On Dec. 22, the government shut down after U.S. Congress failed to pass a bill to fund many of its operations. A week before the shutdown, President Donald Trump said in a meeting with Democratic leaders, “I am proud to shut down the government for border security … I will take the mantle. I will be the one to shut it down.”

Now the shutdown has become the longest in U.S. history, and a group of Pennsylvania state Democratic politicians and Pittsburgh residents are putting pressure on Toomey to end it.


“Toomey needs to advance clean bills,” said state Sen. Jay Costa (D-Forest Hills) to the crowd. "Trump is holding us hostage over his wall.”

Toomey, like every U.S. senator, voted on Dec. 19 to fund the federal government without any money for a border wall, but that bill was stalled in the then Republican-controlled U.S. House when Trump signaled his disapproval.

At the rally, Costa urged Toomey to support bringing that bill up again in the Senate. If that bill passed with 67 votes (it received 100 votes last time) it would clear a veto-proof majority. Then if that bill cleared two-thirds majority in the House, the government would reopen since it would bypass Trump's potential veto. Trump is requesting $5.7 billion in initial funding for a border wall to be part of spending bill to reopen the government.

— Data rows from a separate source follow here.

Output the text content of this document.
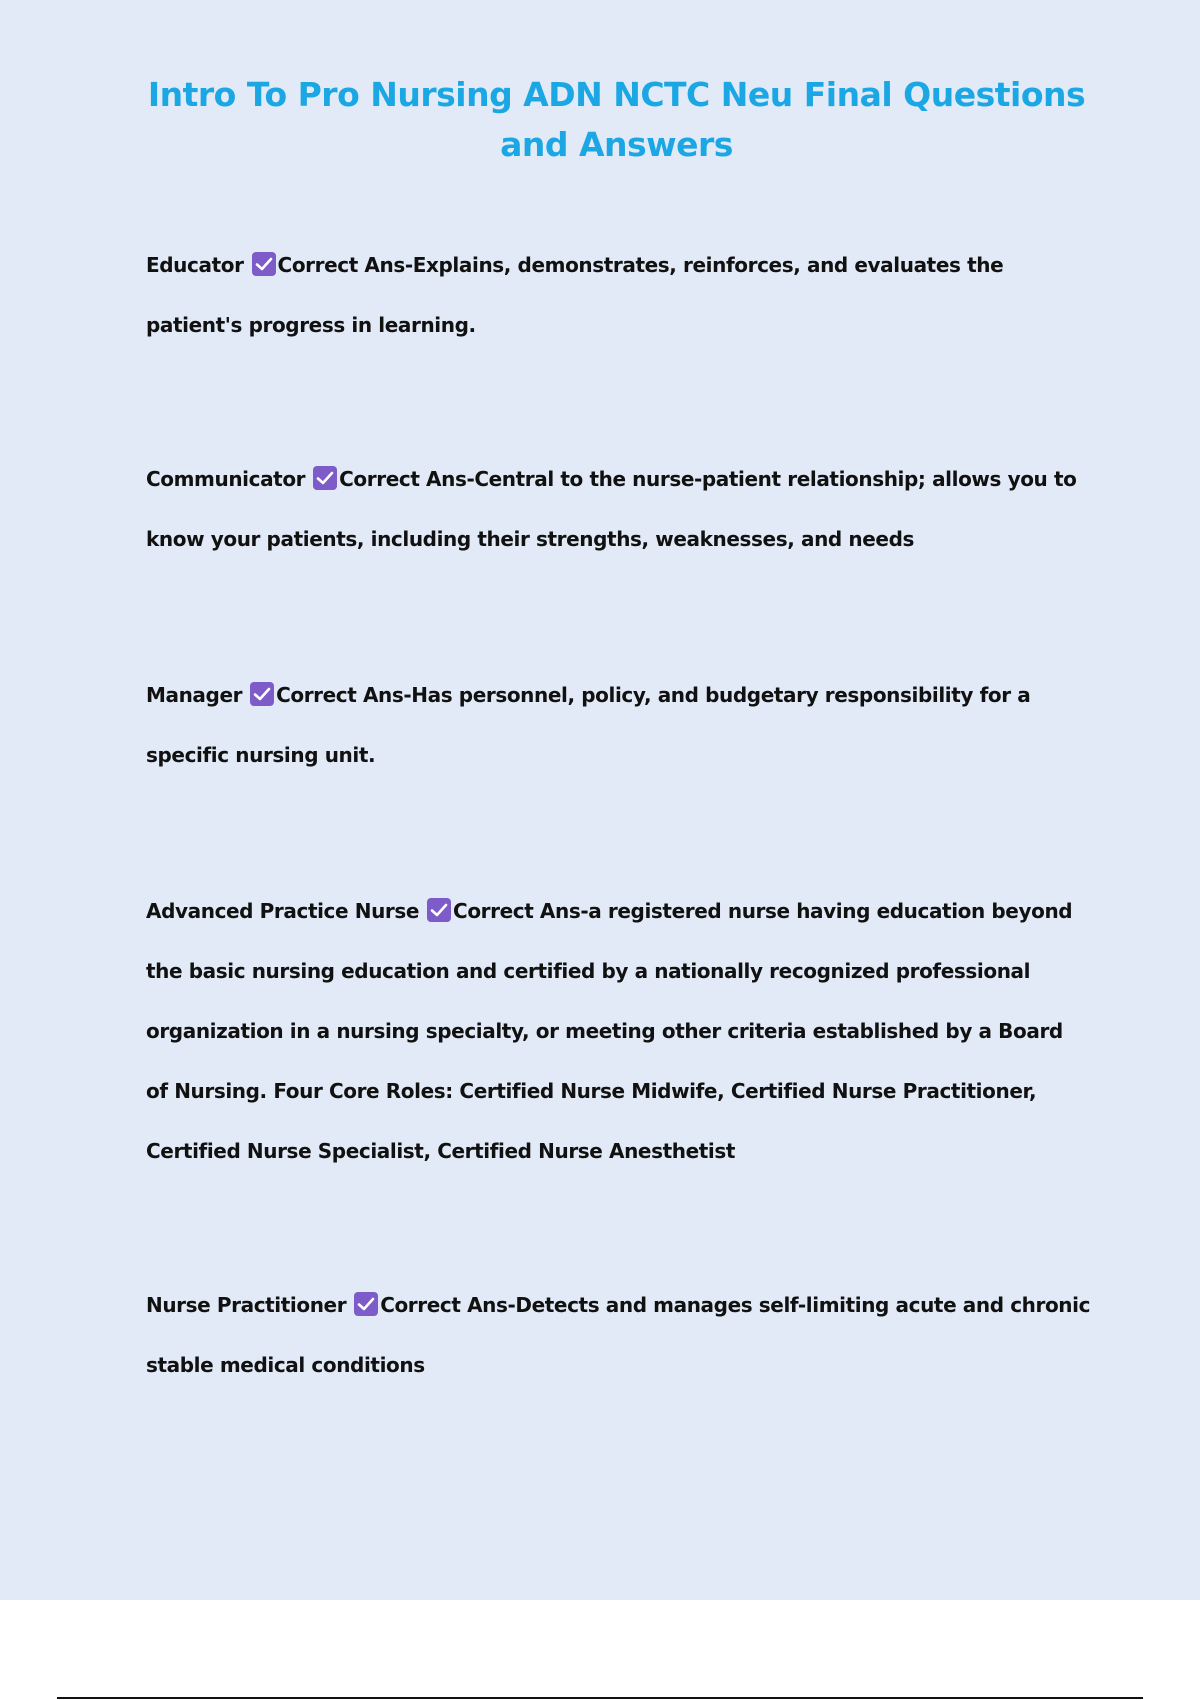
Intro To Pro Nursing ADN NCTC Neu Final Questions and Answers

Educator Correct Ans-Explains, demonstrates, reinforces, and evaluates the patient's progress in learning.

Communicator Correct Ans-Central to the nurse-patient relationship; allows you to know your patients, including their strengths, weaknesses, and needs

Manager Correct Ans-Has personnel, policy, and budgetary responsibility for a specific nursing unit.

Advanced Practice Nurse Correct Ans-a registered nurse having education beyond the basic nursing education and certified by a nationally recognized professional organization in a nursing specialty, or meeting other criteria established by a Board of Nursing. Four Core Roles: Certified Nurse Midwife, Certified Nurse Practitioner, Certified Nurse Specialist, Certified Nurse Anesthetist

Nurse Practitioner Correct Ans-Detects and manages self-limiting acute and chronic stable medical conditions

Toomey tweeted yesterday that Trump’s request is “reasonable” and “deserved a counter proposal.” Toomey supports Trump’s offer to the Democrats, who now control the U.S. House, to extend protections to undocumented immigrants who were brought into the U.S. as young children, aka Dreamers. But that extension only provides protections for three years. Democrats have rejected that offer.



Toomey also supports a bill to fund roughly 420,000 federal employees who have been deemed “essential across nine departments” of the federal government during this shutdown, and another bill that would fund federal agencies, should Congress not pass an appropriations bill on time.

Stephanie Fellow, a worker at Giant Eagle who receives subsidies to help her pay for food for her toddler, said she is struggling without that funding. She says other Giant Eagle workers and customers tell her they are struggling too.

“I am speaking out for them, for my coworkers and for my baby,” said Fellow.

State Rep. Ed Gainey (D-East Liberty) also emphasized urgency because funds for SNAP benefits, aka food stamps, could run out by March and leave low-income Americans without the money they need for groceries.


Alandia Heard is a home-care worker who takes care of seniors. She says her job depends on money from the federal government. “Senator Toomey, do your job,” said Heard. “Not everyone is behind you. My patients depend on me.”


State Rep. Summer Lee (D-Swissvale) also spoke to the crowd and said a pattern has been emerging from Trump’s administration and the Republican politicians that support him. Lee said the shutdown has hurt federal workers and those who receive federal benefits the most, typically low-income individuals.

“We have a war on poor people,” said Lee. “We need to stop expecting people who hate us to put us first.”

She said that if Toomey doesn’t change his tune and push to vote to reopen the government without border wall funding, that voters should send him a message when his term is up in 2022.